Eanswyth would often accompany her lover during his rides about the veldt looking after the stock. She would not go with him, however, when he was on sporting intent, she had tried it once or twice, but the bucks had a horrid knack of screaming in the most heart-rending fashion when sadly wounded and not killed outright, and Eustace’s assurance that this was due to the influence of fear and not of pain, entirely failed to reconcile her to it. [A fact. The smaller species of antelope here referred to, however badly wounded, will not utter a sound until seized upon by man or dog, when it screams as described. The same holds good of the English hare.] But when on more peaceful errand bent, she was never so happy as when riding with him among the grand and romantic scenery of their mountain home. She was a first-rate horsewoman and equally at home in the saddle when her steed was picking his way along some dizzy mountain path on the side of a grass slope as steep as the roof of a house with a series of perpendicular krantzes below, or when pursuing some stony and rugged bush track where the springy spekboem boughs threatened to sweep her from her seat every few yards.

“We are partners now, you know, dearest,” she would say gaily, when he would sometimes urge the fatigue and occasionally even the risk of these long and toilsome rides. “While that law business still hangs fire the partnership can’t be dissolved, I suppose.
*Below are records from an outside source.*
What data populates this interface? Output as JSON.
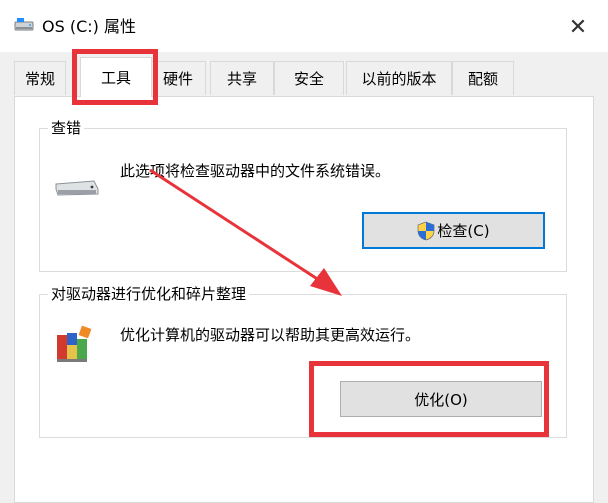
{
  "window": {
    "title": "OS (C:) 属性",
    "close_label": "✕"
  },
  "tabs": [
    {
      "label": "常规"
    },
    {
      "label": "工具"
    },
    {
      "label": "硬件"
    },
    {
      "label": "共享"
    },
    {
      "label": "安全"
    },
    {
      "label": "以前的版本"
    },
    {
      "label": "配额"
    }
  ],
  "active_tab": "工具",
  "error_checking": {
    "title": "查错",
    "description": "此选项将检查驱动器中的文件系统错误。",
    "button_label": "检查(C)",
    "icon": "drive-icon",
    "button_icon": "uac-shield-icon"
  },
  "optimize": {
    "title": "对驱动器进行优化和碎片整理",
    "description": "优化计算机的驱动器可以帮助其更高效运行。",
    "button_label": "优化(O)",
    "icon": "defrag-icon"
  },
  "annotations": {
    "highlight_color": "#e8333a"
  }
}
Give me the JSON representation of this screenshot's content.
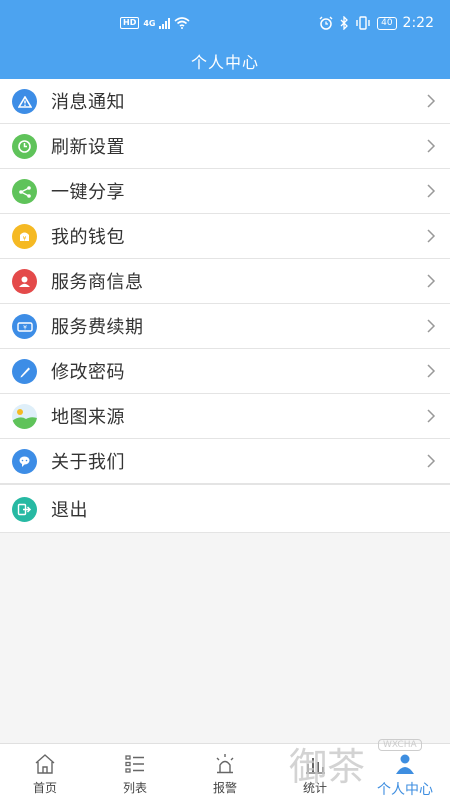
{
  "status_bar": {
    "hd": "HD",
    "network": "4G",
    "battery": "40",
    "time": "2:22"
  },
  "header": {
    "title": "个人中心"
  },
  "menu": {
    "items": [
      {
        "label": "消息通知",
        "icon": "warning-icon",
        "color": "#3d8de6"
      },
      {
        "label": "刷新设置",
        "icon": "clock-icon",
        "color": "#5fc35a"
      },
      {
        "label": "一键分享",
        "icon": "share-icon",
        "color": "#5fc35a"
      },
      {
        "label": "我的钱包",
        "icon": "wallet-icon",
        "color": "#f5b923"
      },
      {
        "label": "服务商信息",
        "icon": "user-icon",
        "color": "#e44a4a"
      },
      {
        "label": "服务费续期",
        "icon": "ticket-icon",
        "color": "#3d8de6"
      },
      {
        "label": "修改密码",
        "icon": "pencil-icon",
        "color": "#3d8de6"
      },
      {
        "label": "地图来源",
        "icon": "map-icon",
        "color": "#5fc35a"
      },
      {
        "label": "关于我们",
        "icon": "chat-icon",
        "color": "#3d8de6"
      }
    ],
    "logout": {
      "label": "退出",
      "icon": "exit-icon",
      "color": "#27b9a3"
    }
  },
  "tabbar": {
    "tabs": [
      {
        "label": "首页",
        "icon": "home-icon"
      },
      {
        "label": "列表",
        "icon": "list-icon"
      },
      {
        "label": "报警",
        "icon": "alarm-icon"
      },
      {
        "label": "统计",
        "icon": "stats-icon"
      },
      {
        "label": "个人中心",
        "icon": "person-icon",
        "active": true
      }
    ]
  },
  "watermark": {
    "text": "御茶",
    "badge": "WXCHA"
  }
}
Therefore I claim my right to do my share of the work.”

It was winter now. The clear mountain air was keen and crisp, and although the nights were bitterly cold, the days were lovely. The sky was a deep, cloudless blue, and the sun poured his rays down into the valleys with a clear, genial warmth which just rendered perceptible the bracing exhilaration of the air. Thanks to the predominating spekboem and other evergreen bushes, the winter dress of Nature suffered but little diminution in verdure; and in grand contrast many a stately summit soared proudly aloft, capped with a white powdering of snow.

Those were days of elysium indeed, to those two, as they rode abroad among the fairest scenes of wild Nature; or, returning at eve, threaded the grassy bush-paths, while the crimson winged louris flashed from tree to tree, and the francolins and wild guinea-fowl, startled by the horses’ hoofs, would scuttle across the path, echoing their grating note of alarm. And then the sun, sinking behind a lofty ridge, would fling his parting rays upon the smooth burnished faces of the great red cliffs until they glowed like molten fire.

Yes, those were indeed days to look back upon.